How does backpatching work with markers?

I've searched all over the Internet and could not find a proper explanation of how backpatching works?
Can you please explain me how does backpatching works? How does it work with the markers?
I know it has 2 main types of markers:
with next-quad in it
with next-list in it
I found this code, in which they are taking an input file and creating a file with RISKI language.
In their first roll they have:
PROGRAM : N FUNCTION M MAIN_FUNCTION
and you can see that N and M are markers (they are empty rolls).
One-pass code generation has a small problem with generating code for conditionals. A typical if statement:
if CONDITION then ALTERNATIVE_1 else ALTERNATIVE_2
needs to be compiled into something like this:
compute CONDITION
JUMP_IF_TRUE label1
JUMP_IF_FALSE label2
label1:
code for ALTERNATIVE_1
JUMP label3
label2:
code for ALTERNATIVE_2
JUMP label3
label3:
next statement
But when the code for CONDITION is being generated, it is not known where label1 and label2 are, and when the code for ALTERNATIVE_1 and ALTERNATIVE_2 is being generated, it is not known where label3 is.
One way to do this is to use symbolic names for the the labels, as in the above pseudocode, and fill in the actual values when they are known. That requires storing a symbolic name in the jump statement, which complicates the datastructures (in particular, you can't just use a binary assembler code). It also requires a second pass, just to fill in jump targets.
A (possibly) simpler way is to just remember the address of the jump statements, and patch in the target address when it is known. This is known as "backpatching", because you go back and patch the generated code.
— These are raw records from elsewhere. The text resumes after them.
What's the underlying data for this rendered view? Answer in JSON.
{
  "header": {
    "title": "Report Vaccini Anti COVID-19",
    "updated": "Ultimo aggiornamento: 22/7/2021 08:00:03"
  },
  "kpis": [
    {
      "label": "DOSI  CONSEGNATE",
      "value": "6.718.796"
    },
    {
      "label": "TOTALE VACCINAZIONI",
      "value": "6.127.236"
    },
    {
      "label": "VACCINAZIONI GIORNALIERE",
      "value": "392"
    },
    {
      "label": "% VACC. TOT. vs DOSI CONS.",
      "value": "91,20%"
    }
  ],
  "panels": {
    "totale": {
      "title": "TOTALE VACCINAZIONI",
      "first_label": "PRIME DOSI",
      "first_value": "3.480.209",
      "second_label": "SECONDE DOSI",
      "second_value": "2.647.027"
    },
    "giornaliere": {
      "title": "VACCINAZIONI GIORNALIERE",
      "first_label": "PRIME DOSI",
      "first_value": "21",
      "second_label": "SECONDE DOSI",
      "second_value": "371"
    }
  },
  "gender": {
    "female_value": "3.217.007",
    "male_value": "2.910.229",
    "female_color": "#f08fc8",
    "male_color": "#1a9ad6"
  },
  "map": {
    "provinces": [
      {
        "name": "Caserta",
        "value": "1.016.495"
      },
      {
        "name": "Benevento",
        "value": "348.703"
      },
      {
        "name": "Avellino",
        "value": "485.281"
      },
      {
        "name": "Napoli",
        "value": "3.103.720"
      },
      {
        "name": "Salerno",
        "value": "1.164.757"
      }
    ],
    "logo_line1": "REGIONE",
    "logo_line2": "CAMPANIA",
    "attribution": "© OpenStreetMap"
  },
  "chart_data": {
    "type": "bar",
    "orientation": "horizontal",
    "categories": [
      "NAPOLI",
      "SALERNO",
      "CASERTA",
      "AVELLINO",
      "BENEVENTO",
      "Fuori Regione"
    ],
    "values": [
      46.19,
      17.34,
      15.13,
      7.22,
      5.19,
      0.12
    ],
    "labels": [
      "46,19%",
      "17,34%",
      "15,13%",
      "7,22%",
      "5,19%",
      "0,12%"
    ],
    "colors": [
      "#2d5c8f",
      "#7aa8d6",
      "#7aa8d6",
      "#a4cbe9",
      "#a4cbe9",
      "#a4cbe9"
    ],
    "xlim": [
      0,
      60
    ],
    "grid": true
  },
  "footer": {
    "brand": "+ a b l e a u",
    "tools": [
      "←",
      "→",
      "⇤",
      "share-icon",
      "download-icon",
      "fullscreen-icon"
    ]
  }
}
It turns out that in many cases, you end up with multiple branches to the same label. A typical case is "short-circuit" booleans like the C-family's && and || operators. For example, extending the original example:
if (CONDITION_1 and CONDITION_2) or CONDITION_3 then ALTERNATIVE_1 else ALTERNATIVE_2
compute CONDITION_1
JUMP_IF_TRUE label1
JUMP_IF_FALSE label2
label1:
compute CONDITION_2
JUMP_IF_TRUE label3
JUMP_IF_FALSE label2
label2:
compute CONDITION_3
JUMP_IF_TRUE label3
JUMP_IF_FALSE label4
label3:
code for ALTERNATIVE_1
JUMP label5
label4:
code for ALTERNATIVE_2
JUMP label5
label5:
next statement
It turns out that for simple languages, it is only necessary to remember two incomplete jump statements (often called "true" and "false"). Because there might be multiple jumps to the same target, each of these is actually a linked list of incomplete jump statements, where the target address is used to point to the next jump in the list. So the backpatching walks back through the list, patching in the correct target and using the original target to find the previous statement which needs to be patched.
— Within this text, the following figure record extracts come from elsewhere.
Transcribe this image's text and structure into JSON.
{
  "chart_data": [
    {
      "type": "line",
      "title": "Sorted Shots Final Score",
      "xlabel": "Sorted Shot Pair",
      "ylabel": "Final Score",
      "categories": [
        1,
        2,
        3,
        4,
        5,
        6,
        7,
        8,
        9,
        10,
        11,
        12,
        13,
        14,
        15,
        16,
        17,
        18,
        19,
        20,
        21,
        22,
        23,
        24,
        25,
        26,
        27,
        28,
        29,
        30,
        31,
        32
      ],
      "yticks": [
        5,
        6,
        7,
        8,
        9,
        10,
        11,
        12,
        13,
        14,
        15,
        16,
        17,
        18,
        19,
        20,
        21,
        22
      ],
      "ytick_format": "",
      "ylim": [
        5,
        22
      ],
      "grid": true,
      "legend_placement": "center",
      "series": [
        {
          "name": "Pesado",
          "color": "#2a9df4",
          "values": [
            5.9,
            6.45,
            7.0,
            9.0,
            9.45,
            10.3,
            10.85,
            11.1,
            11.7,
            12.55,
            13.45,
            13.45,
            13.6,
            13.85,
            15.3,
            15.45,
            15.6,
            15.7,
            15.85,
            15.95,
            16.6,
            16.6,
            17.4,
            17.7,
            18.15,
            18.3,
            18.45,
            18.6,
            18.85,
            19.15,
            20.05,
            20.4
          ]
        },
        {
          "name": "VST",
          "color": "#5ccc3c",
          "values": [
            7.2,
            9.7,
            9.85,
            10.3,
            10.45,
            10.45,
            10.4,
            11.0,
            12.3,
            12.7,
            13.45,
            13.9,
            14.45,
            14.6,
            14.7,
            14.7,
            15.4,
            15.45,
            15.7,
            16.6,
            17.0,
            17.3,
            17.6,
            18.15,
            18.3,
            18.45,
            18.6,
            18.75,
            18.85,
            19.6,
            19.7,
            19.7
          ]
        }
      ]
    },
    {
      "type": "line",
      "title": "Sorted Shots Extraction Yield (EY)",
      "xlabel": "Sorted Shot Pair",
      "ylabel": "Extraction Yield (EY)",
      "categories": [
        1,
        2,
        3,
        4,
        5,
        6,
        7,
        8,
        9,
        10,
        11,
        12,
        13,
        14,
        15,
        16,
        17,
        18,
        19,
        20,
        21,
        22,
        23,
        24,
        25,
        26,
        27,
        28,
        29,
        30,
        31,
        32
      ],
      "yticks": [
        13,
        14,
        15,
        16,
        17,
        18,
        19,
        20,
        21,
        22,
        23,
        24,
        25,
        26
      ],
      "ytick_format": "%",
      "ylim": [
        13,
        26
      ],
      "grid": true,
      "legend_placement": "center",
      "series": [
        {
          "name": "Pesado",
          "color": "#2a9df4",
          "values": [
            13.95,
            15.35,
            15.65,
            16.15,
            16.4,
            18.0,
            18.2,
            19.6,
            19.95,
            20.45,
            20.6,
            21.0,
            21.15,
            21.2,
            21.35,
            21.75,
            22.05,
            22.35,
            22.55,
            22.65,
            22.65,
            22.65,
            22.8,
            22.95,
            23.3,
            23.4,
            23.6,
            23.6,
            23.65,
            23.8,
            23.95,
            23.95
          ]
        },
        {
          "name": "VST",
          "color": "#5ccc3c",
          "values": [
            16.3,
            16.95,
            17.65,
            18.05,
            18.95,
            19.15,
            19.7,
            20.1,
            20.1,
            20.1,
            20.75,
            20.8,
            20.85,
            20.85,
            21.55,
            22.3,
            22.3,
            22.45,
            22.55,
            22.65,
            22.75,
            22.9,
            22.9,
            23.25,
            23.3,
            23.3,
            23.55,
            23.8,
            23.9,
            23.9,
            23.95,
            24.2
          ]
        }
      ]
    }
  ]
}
What you call markers (which are an instance of what yacc/bison refers to as "Mid-Rule Productions") are not really related to backpatching. They can be used for many purposes. In one-pass code-generation, it is often necessary to perform some action in the middle of a rule, and backpatching is just one example.
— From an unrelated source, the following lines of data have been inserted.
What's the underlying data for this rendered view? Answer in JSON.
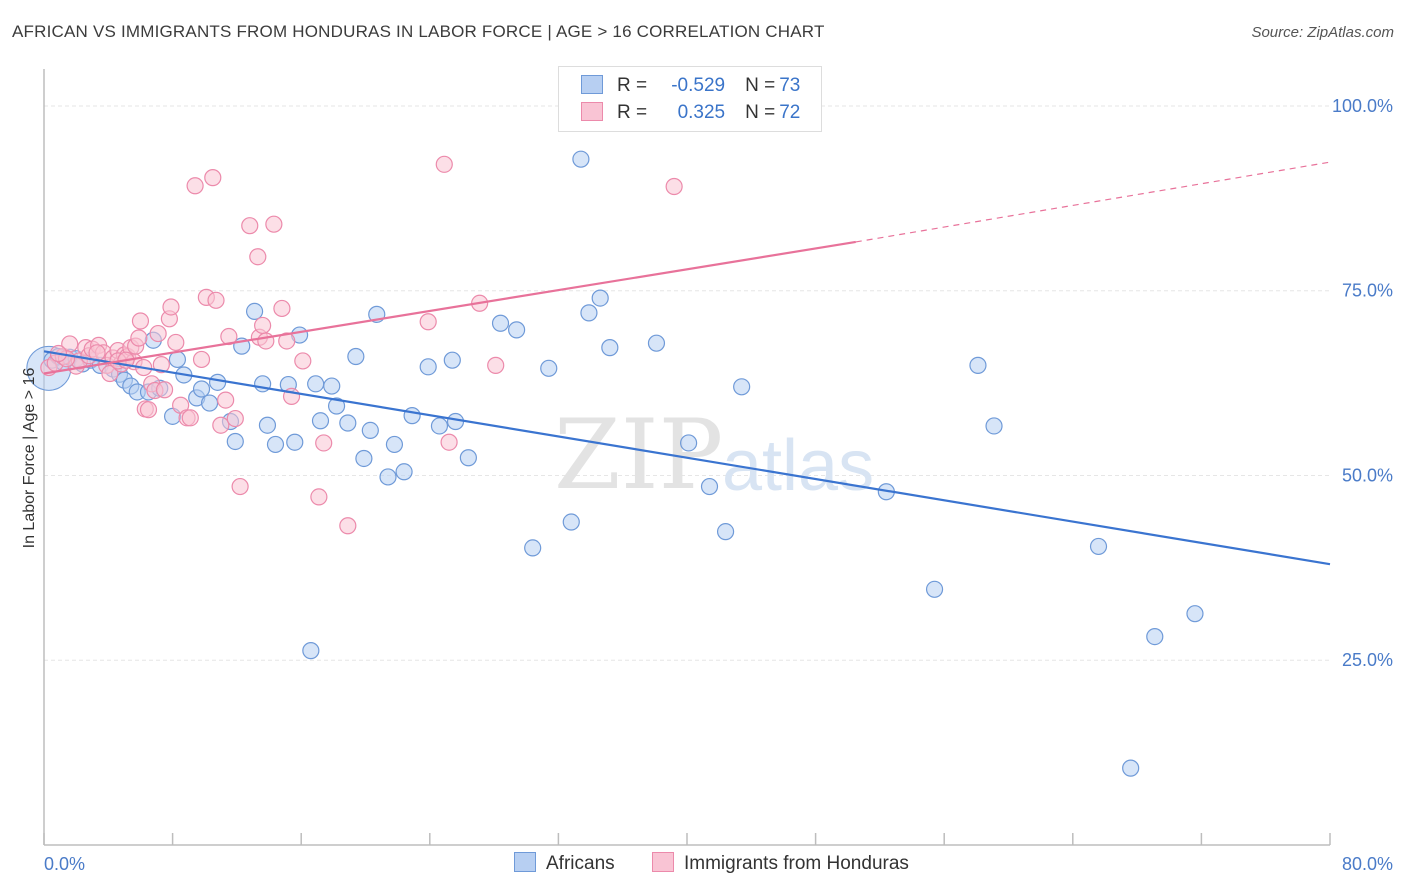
{
  "title": "AFRICAN VS IMMIGRANTS FROM HONDURAS IN LABOR FORCE | AGE > 16 CORRELATION CHART",
  "source": "Source: ZipAtlas.com",
  "watermark": {
    "zip": "ZIP",
    "atlas": "atlas"
  },
  "legend": {
    "africans": {
      "r_label": "R =",
      "r_value": "-0.529",
      "n_label": "N =",
      "n_value": "73"
    },
    "honduras": {
      "r_label": "R =",
      "r_value": "0.325",
      "n_label": "N =",
      "n_value": "72"
    }
  },
  "bottom_legend": {
    "africans": "Africans",
    "honduras": "Immigrants from Honduras"
  },
  "colors": {
    "africans_fill": "#b7cff2",
    "africans_stroke": "#6f9ad8",
    "africans_line": "#3a74d0",
    "honduras_fill": "#f9c4d4",
    "honduras_stroke": "#ec8aab",
    "honduras_line": "#e8729a",
    "tick_text": "#4a7bc8",
    "grid": "#e6e6e6"
  },
  "chart_data": {
    "type": "scatter",
    "ylabel": "In Labor Force | Age > 16",
    "xlim": [
      0,
      80
    ],
    "ylim": [
      0,
      105
    ],
    "x_tick_labels": [
      {
        "value": 0,
        "label": "0.0%"
      },
      {
        "value": 80,
        "label": "80.0%"
      }
    ],
    "y_tick_labels": [
      {
        "value": 100,
        "label": "100.0%"
      },
      {
        "value": 75,
        "label": "75.0%"
      },
      {
        "value": 50,
        "label": "50.0%"
      },
      {
        "value": 25,
        "label": "25.0%"
      }
    ],
    "grid": true,
    "series": [
      {
        "name": "Africans",
        "trend": {
          "x": [
            0,
            80
          ],
          "y": [
            66.8,
            38.0
          ],
          "dashed_to": null
        },
        "points": [
          [
            0.5,
            65.6
          ],
          [
            0.9,
            66.1
          ],
          [
            1.2,
            65.3
          ],
          [
            1.6,
            66.0
          ],
          [
            2.0,
            65.8
          ],
          [
            2.4,
            65.1
          ],
          [
            2.9,
            65.6
          ],
          [
            3.5,
            64.9
          ],
          [
            4.3,
            64.4
          ],
          [
            4.7,
            63.7
          ],
          [
            5.0,
            62.9
          ],
          [
            5.4,
            62.1
          ],
          [
            5.8,
            61.3
          ],
          [
            6.5,
            61.3
          ],
          [
            6.8,
            68.3
          ],
          [
            7.2,
            61.8
          ],
          [
            8.0,
            58.0
          ],
          [
            8.3,
            65.7
          ],
          [
            8.7,
            63.6
          ],
          [
            9.5,
            60.5
          ],
          [
            9.8,
            61.7
          ],
          [
            10.3,
            59.8
          ],
          [
            10.8,
            62.6
          ],
          [
            11.6,
            57.3
          ],
          [
            11.9,
            54.6
          ],
          [
            12.3,
            67.5
          ],
          [
            13.1,
            72.2
          ],
          [
            13.6,
            62.4
          ],
          [
            13.9,
            56.8
          ],
          [
            14.4,
            54.2
          ],
          [
            15.2,
            62.3
          ],
          [
            15.6,
            54.5
          ],
          [
            15.9,
            69.0
          ],
          [
            16.9,
            62.4
          ],
          [
            17.2,
            57.4
          ],
          [
            17.9,
            62.1
          ],
          [
            18.2,
            59.4
          ],
          [
            18.9,
            57.1
          ],
          [
            19.4,
            66.1
          ],
          [
            19.9,
            52.3
          ],
          [
            20.3,
            56.1
          ],
          [
            20.7,
            71.8
          ],
          [
            21.4,
            49.8
          ],
          [
            21.8,
            54.2
          ],
          [
            22.4,
            50.5
          ],
          [
            22.9,
            58.1
          ],
          [
            23.9,
            64.7
          ],
          [
            24.6,
            56.7
          ],
          [
            25.4,
            65.6
          ],
          [
            25.6,
            57.3
          ],
          [
            26.4,
            52.4
          ],
          [
            28.4,
            70.6
          ],
          [
            29.4,
            69.7
          ],
          [
            30.4,
            40.2
          ],
          [
            31.4,
            64.5
          ],
          [
            32.8,
            43.7
          ],
          [
            33.4,
            92.8
          ],
          [
            33.9,
            72.0
          ],
          [
            34.6,
            74.0
          ],
          [
            35.2,
            67.3
          ],
          [
            38.1,
            67.9
          ],
          [
            40.1,
            54.4
          ],
          [
            41.4,
            48.5
          ],
          [
            42.4,
            42.4
          ],
          [
            43.4,
            62.0
          ],
          [
            52.4,
            47.8
          ],
          [
            55.4,
            34.6
          ],
          [
            58.1,
            64.9
          ],
          [
            59.1,
            56.7
          ],
          [
            65.6,
            40.4
          ],
          [
            69.1,
            28.2
          ],
          [
            71.6,
            31.3
          ],
          [
            67.6,
            10.4
          ],
          [
            16.6,
            26.3
          ]
        ]
      },
      {
        "name": "Immigrants from Honduras",
        "trend": {
          "x": [
            0,
            50.5
          ],
          "y": [
            63.8,
            81.6
          ],
          "dashed_to": [
            80,
            92.4
          ]
        },
        "points": [
          [
            0.3,
            64.6
          ],
          [
            0.7,
            65.2
          ],
          [
            1.2,
            66.1
          ],
          [
            1.6,
            67.8
          ],
          [
            2.0,
            64.8
          ],
          [
            2.2,
            65.5
          ],
          [
            2.6,
            67.3
          ],
          [
            2.8,
            66.2
          ],
          [
            3.0,
            67.1
          ],
          [
            3.4,
            67.6
          ],
          [
            3.7,
            66.6
          ],
          [
            3.9,
            64.9
          ],
          [
            4.1,
            63.8
          ],
          [
            4.3,
            65.9
          ],
          [
            4.6,
            66.9
          ],
          [
            4.8,
            65.1
          ],
          [
            5.0,
            66.3
          ],
          [
            5.2,
            66.1
          ],
          [
            5.4,
            67.3
          ],
          [
            5.6,
            65.4
          ],
          [
            5.7,
            67.5
          ],
          [
            5.9,
            68.6
          ],
          [
            6.0,
            70.9
          ],
          [
            6.2,
            64.6
          ],
          [
            6.3,
            59.0
          ],
          [
            6.5,
            58.9
          ],
          [
            6.7,
            62.4
          ],
          [
            6.9,
            61.5
          ],
          [
            7.1,
            69.2
          ],
          [
            7.3,
            65.0
          ],
          [
            7.5,
            61.6
          ],
          [
            7.8,
            71.2
          ],
          [
            7.9,
            72.8
          ],
          [
            8.2,
            68.0
          ],
          [
            8.5,
            59.5
          ],
          [
            8.9,
            57.8
          ],
          [
            9.1,
            57.8
          ],
          [
            9.4,
            89.2
          ],
          [
            9.8,
            65.7
          ],
          [
            10.1,
            74.1
          ],
          [
            10.5,
            90.3
          ],
          [
            10.7,
            73.7
          ],
          [
            11.0,
            56.8
          ],
          [
            11.3,
            60.2
          ],
          [
            11.5,
            68.8
          ],
          [
            11.9,
            57.7
          ],
          [
            12.2,
            48.5
          ],
          [
            12.8,
            83.8
          ],
          [
            13.3,
            79.6
          ],
          [
            13.4,
            68.7
          ],
          [
            13.6,
            70.3
          ],
          [
            13.8,
            68.2
          ],
          [
            14.3,
            84.0
          ],
          [
            14.8,
            72.6
          ],
          [
            15.1,
            68.2
          ],
          [
            15.4,
            60.7
          ],
          [
            16.1,
            65.5
          ],
          [
            17.1,
            47.1
          ],
          [
            17.4,
            54.4
          ],
          [
            18.9,
            43.2
          ],
          [
            23.9,
            70.8
          ],
          [
            24.9,
            92.1
          ],
          [
            25.2,
            54.5
          ],
          [
            27.1,
            73.3
          ],
          [
            28.1,
            64.9
          ],
          [
            39.2,
            89.1
          ],
          [
            43.8,
            100.0
          ],
          [
            4.6,
            65.5
          ],
          [
            3.3,
            66.6
          ],
          [
            1.4,
            65.8
          ],
          [
            0.9,
            66.5
          ],
          [
            5.1,
            65.6
          ]
        ]
      }
    ]
  }
}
For example, in the hypothetical if statement, it would be necessary to initialize the backpatch lists before the CONDITION is parsed and then backpatch at the beginning of the THEN and ELSE clauses. (Another backpatch will be triggered at the end of the parse of the entire if statement, but that one will be in the rule's finnal action.)
The easiest way to perform actions in the middle of a rule is to insert a mid-rule action, which is equivalent to inserting an empty "marker" production with an action, as in the example bison file you point to.